There are plenty of other Nemesis mechanics I’ve not even mentioned, such as the intruder bag and surprise attacks, and a whole lot more to think about once you start adding in stretch goal content, such as solo and intruder modes. Then there are the expansions, which add a ton more new stuff, though not all of it makes the game better necessarily.
For example, Voidwalkers introduces proper space horror with mind-attack-focused mindflayer-type aliens that add some frustrating new sanity mechanics, and Aftermath lets you pick entirely new characters and play a shorter epilogue after the conclusion of the main game, discovering how your space blunders have affected the Nemesis spacecraft and its crew.
Even so, the game never gets overwhelming with its mechanics as long as you get familiar with the basics first, which is definitely a plus in my book.
Summing Up: Is Nemesis Worth It?
Assuming you didn’t skip straight to this section, let me first congratulate you on making it through the entire article without running off screaming. Yeah, there is a lot to this game, and even scratching the surface of its various mechanics takes a fair bit of time.
Is bigger always better, though? I’d say this really depends on the kind of gamer you are. The key advantage of Nemesis is that it allows you to play it the way you want to. Love intrigue and backstabbing your friends? The default semi-co-op mode is perfect. Enjoy playing dnd-style story-driven co-op content without being a dick to everyone? You can do that, too.
Alternatively, embrace your dark side fully and become a proper Starcraft Zerg aficionado, turning the hordes of oversized bugs on your friends. Don’t have any friends, or simply prefer not to let their grubby hands anywhere near your expensive copy of Nemesis? The solo mode is there for you, friend.
All that said, the game isn’t perfect. There are plenty of Nemesis rules and mechanics to keep track of, and the game can simply be way too slow for some people, especially when first facing the alien threat and not knowing all of the tools you have at your disposal to complete your secret objective.
Worse yet, the game revels in its punishing difficulty, often wiping out entire player teams before any major objectives have even been completed. Even without that, though, it often simply takes too long for a player to complete their turn, and once your character meets their grisly end, all you can do is sit there and watch the others blunder about, which can potentially take hours.
It’s a good game, clearly made with a lot of heart, artistic talent, and larger-than-life ideas. That said, not all of them always work, but hey, that’s the nature of game design. It’s also a fairly expensive game, regularly retailing upwards of $100, depending on which version you find on the market, now that the Kickstarter campaign is long finished.

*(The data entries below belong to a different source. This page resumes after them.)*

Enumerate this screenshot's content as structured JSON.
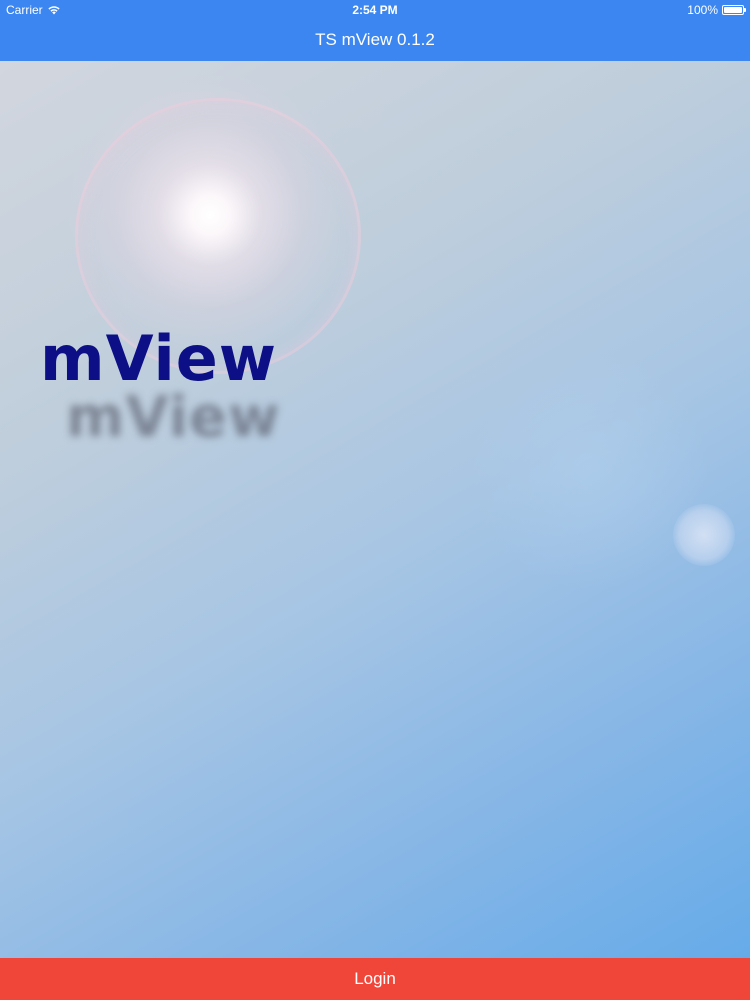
{
  "status_bar": {
    "carrier": "Carrier",
    "time": "2:54 PM",
    "battery": "100%",
    "wifi_icon": "wifi-icon",
    "battery_icon": "battery-icon"
  },
  "nav": {
    "title": "TS mView 0.1.2"
  },
  "hero": {
    "logo_text": "mView",
    "logo_reflection": "mView",
    "colors": {
      "logo": "#0c0f86",
      "header": "#3b86f0"
    }
  },
  "footer": {
    "login_label": "Login",
    "color": "#f0463a"
  }
}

Either way, Nemesis gets the Boar Gamer seal of approval and a hearty recommendation for anyone not afraid of putting in the hours to master the game. Do let us know what you think in the comments below, and share with us your craziest success stories – we’d love to hear from you!
Yes, absolutely. While not the primarily intended way to play the game, you can certainly enjoy yourself with the game’s solo mode, which switches up several mechanics to make things more fair for the lone player.
As almost every Nemesis board game review online will tell you, the game’s length depends on numerous factors, such as the gameplay mode chosen, the number of players, and their familiarity with the systems. Newbies playing their first session may take over four hours, while experienced players playing with only a few people at the table can finish things in around an hour or so.
The game was originally published by Awaken Realms in collaboration with Rebel. It has since received numerous editions and localizations worldwide, with publishers ranging from Arclight Games and Asmodee China to Funforge and Hobby World.